Amazon,  AWS,  EMR,  Spark

EMR Spark – Initial Number of Executors and spark.dynamicAllocation.enabled

By default, Spark EMR clusters have spark.dynamicAllocation.enabled set to true meaning that the cluster will dynamically allocate resources to scale the executors up and down whenever required.

But what is the initial number of executors when you start your Spark job?

Although Amazon EMR enables spark.dynamicAllocation.enabled by default (it’s disabled in open-source Spark by default), it does not set default values neither for spark.dynamicAllocation.minExecutors nor spark.dynamicAllocation.initialExecutors that can lead to quite large number of executors started for the job initially.

For example, consider a cluster with the following settings in spark-default.conf:

  spark.executor.memory                      18971M
  spark.executor.cores                       4
  spark.yarn.executor.memoryOverheadFactor   0.1875

When launching pyspark with all default settings, I see that 50 executors were started immediately:

INFO Utils: Using initial executors = 50, max of spark.dynamicAllocation.initialExecutors,
 spark.dynamicAllocation.minExecutors and spark.executor.instances
INFO YarnAllocator: Will request 50 executor container(s), each with 4 core(s) and 22528 MB memory
 (including 3557 MB of overhead)

But even if I request less cores and specify the required number of executors explicitly by running pyspark --conf "spark.executor.instances=5" --conf "spark.executor.cores=2" I can see even more executors were requested now:

INFO Utils: Using initial executors = 100, max of spark.dynamicAllocation.initialExecutors, 
 spark.dynamicAllocation.minExecutors and spark.executor.instances
INFO YarnAllocator: Will request 100 executor container(s), each with 2 core(s) and 22528 MB memory
 (including 3557 MB of overhead)

And if I finally run pyspark --conf "spark.executor.instances=3" --conf "spark.executor.cores=1" it requested 200 executors now:

INFO Utils: Using initial executors = 200, max of spark.dynamicAllocation.initialExecutors, 
 spark.dynamicAllocation.minExecutors and spark.executor.instances
INFO YarnAllocator: Will request 200 executor container(s), each with 1 core(s) and 22528 MB memory
 (including 3557 MB of overhead)

So looks like with spark.dynamicAllocation.enabled EMR tries to reach the total number of 200 cores no matter what value you set for spark.executor.instances.
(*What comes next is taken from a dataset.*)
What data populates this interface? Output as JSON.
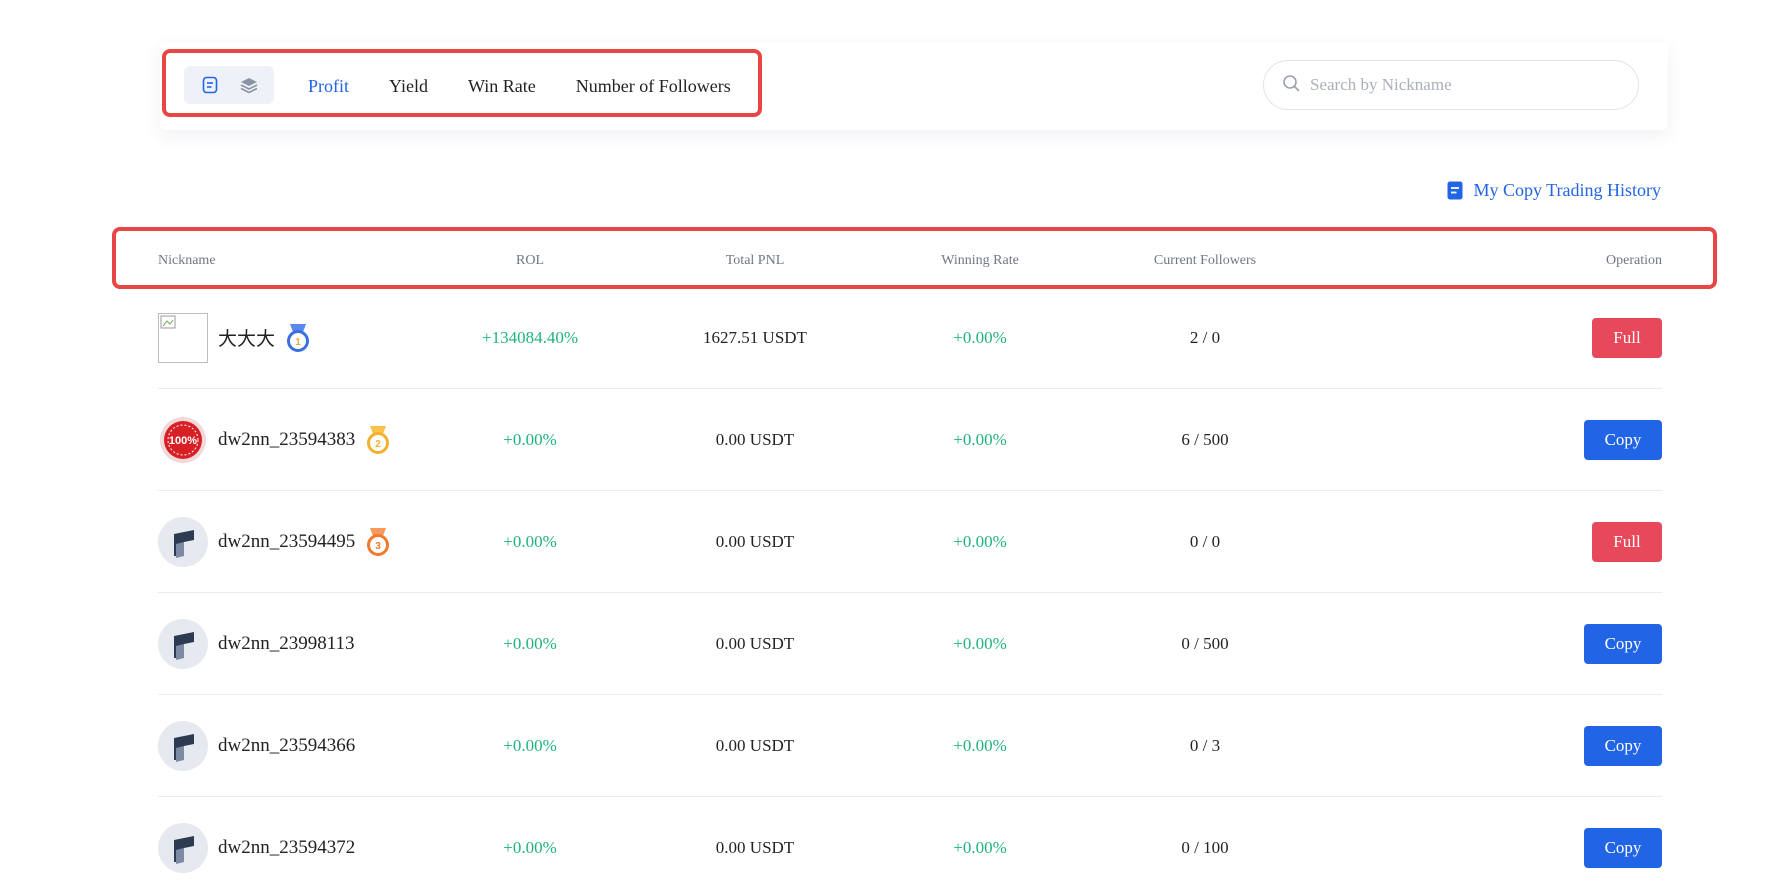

For some jobs it can be a quite large number and can consume a lot of resources preventing other jobs from running so you need to configure the dynamic allocation by setting spark.dynamicAllocation.minExecutors and spark.dynamicAllocation.initialExecutors options, for example:

  spark.dynamicAllocation.minExecutors      1
  spark.dynamicAllocation.initialExecutors  1

Now if I run pyspark --conf "spark.executor.instances=3" --conf "spark.executor.cores=1" I see that only 3 executors started as expected:

INFO Utils: Using initial executors = 3, max of spark.dynamicAllocation.initialExecutors, 
  spark.dynamicAllocation.minExecutors and spark.executor.instances
INFO YarnAllocator: Will request 3 executor container(s), each with 1 core(s) and 22528 MB memory
 (including 3557 MB of overhead)

And if the job requires more resources more executors will allocated at run time.